Rubin, 49, of Bangor will work at the Center of Study in Renewable and Sustainable Energy at the University of Botswana, Gaborone, during the 2011-12 academic year.
“This is a perfect match for my current research,” he said Friday. “My own research is in the biofuels area.”
Rubin will assist with the development, research and education capacity of the center, and will help plan and implement an interdisciplinary graduate degree program in clean energy technologies, according to the U.S. Department of State and the J. William Fulbright Foreign Scholarship Board.
“Developing nations care about the environment just as we do and they have pressing needs for alternative fuels,” said Rubin, who will spend a sabbatical leave in Botswana.

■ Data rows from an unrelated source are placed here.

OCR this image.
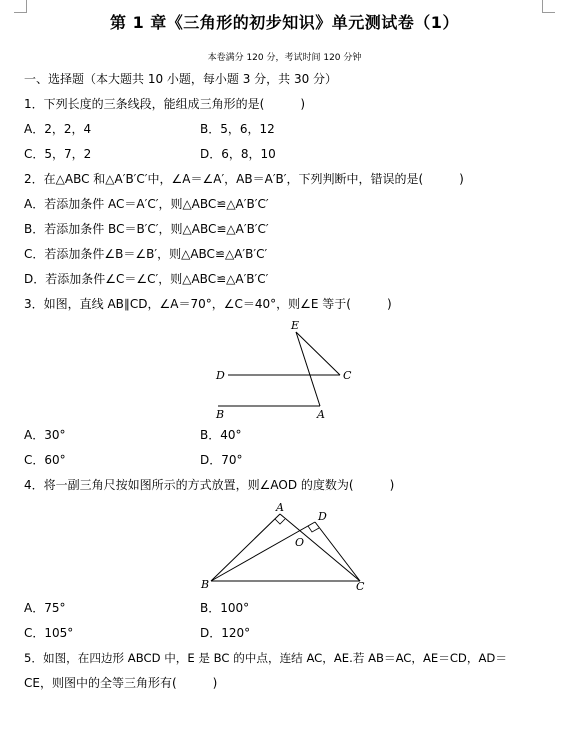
第 1 章《三角形的初步知识》单元测试卷（1）
本卷满分 120 分，考试时间 120 分钟
一、选择题（本大题共 10 小题，每小题 3 分，共 30 分）
1．下列长度的三条线段，能组成三角形的是(　　　)
A．2，2，4	B．5，6，12
C．5，7，2	D．6，8，10
2．在△ABC 和△A′B′C′中，∠A＝∠A′，AB＝A′B′，下列判断中，错误的是(　　　)
A．若添加条件 AC＝A′C′，则△ABC≌△A′B′C′
B．若添加条件 BC＝B′C′，则△ABC≌△A′B′C′
C．若添加条件∠B＝∠B′，则△ABC≌△A′B′C′
D．若添加条件∠C＝∠C′，则△ABC≌△A′B′C′
3．如图，直线 AB∥CD，∠A＝70°，∠C＝40°，则∠E 等于(　　　)
E
D	C
B	A
A．30°	B．40°
C．60°	D．70°
4．将一副三角尺按如图所示的方式放置，则∠AOD 的度数为(　　　)
A
D
O
B	C
A．75°	B．100°
C．105°	D．120°
5．如图，在四边形 ABCD 中，E 是 BC 的中点，连结 AC，AE.若 AB＝AC，AE＝CD，AD＝
CE，则图中的全等三角形有(　　　)
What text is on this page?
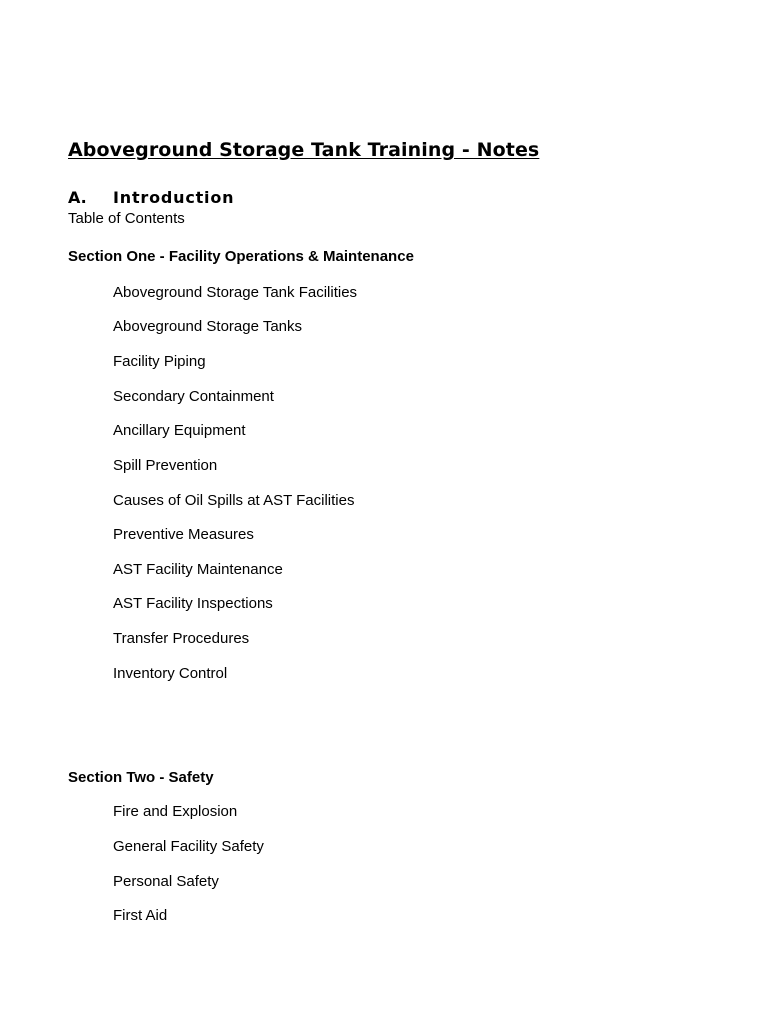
Aboveground Storage Tank Training - Notes
A. Introduction
Table of Contents
Section One - Facility Operations & Maintenance
Aboveground Storage Tank Facilities
Aboveground Storage Tanks
Facility Piping
Secondary Containment
Ancillary Equipment
Spill Prevention
Causes of Oil Spills at AST Facilities
Preventive Measures
AST Facility Maintenance
AST Facility Inspections
Transfer Procedures
Inventory Control
Section Two - Safety
Fire and Explosion
General Facility Safety
Personal Safety
First Aid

Botswana is a landlocked nation in southern Africa with a population of about 2 million people, according to the state department website. It is bordered by Namibia to the west and north, Zimbabwe to the northeast, and South Africa to the south and southeast, and meets Zambia at a single point in the north.
Seventy percent of the country is covered by the Kalahari Desert. The capital Gaborone [pronounced HA-bo-ro-neh], where Rubin and his family will live, is located in the southeast on the border with South Africa.
Botswana is dependent on its southern neighbor for most of its electricity, Rubin said.
“They have no hydropower,” he said. “They have coal and methane and a huge solar power potential that they haven’t tapped yet.”
Rubin is one of approximately 1,100 U.S. faculty or professionals who will travel and work in more than 155 countries through the Fulbright U.S. Scholar Program in 2011-12. The program is the flagship international educational exchange program sponsored by the U.S. government and is designed to increase mutual understanding between the people of the United States and the people of other countries.
Primary funding for the program comes from Congress, through the U.S. Department of State, Bureau of Educational and Cultural Affairs. Recipients of Fulbright grants are selected on the basis of academic or professional achievement, as well as demonstrated leadership potential in their fields.
The program was establishment in 1946 under legislation introduced by the late U.S. Sen. J. William Fulbright of Arkansas. The program has enabled some 300,000 students, scholars, teachers, artists and scientists opportunities to study, teach, research, exchange ideas and contribute to finding solutions to shared international concerns.
Fulbright alumni have a record of achievement and distinction in multiple disciplines. Forty-three Fulbright alumni from 11 countries have been awarded the Nobel Prize, and 75 alumni have received Pulitzer prizes.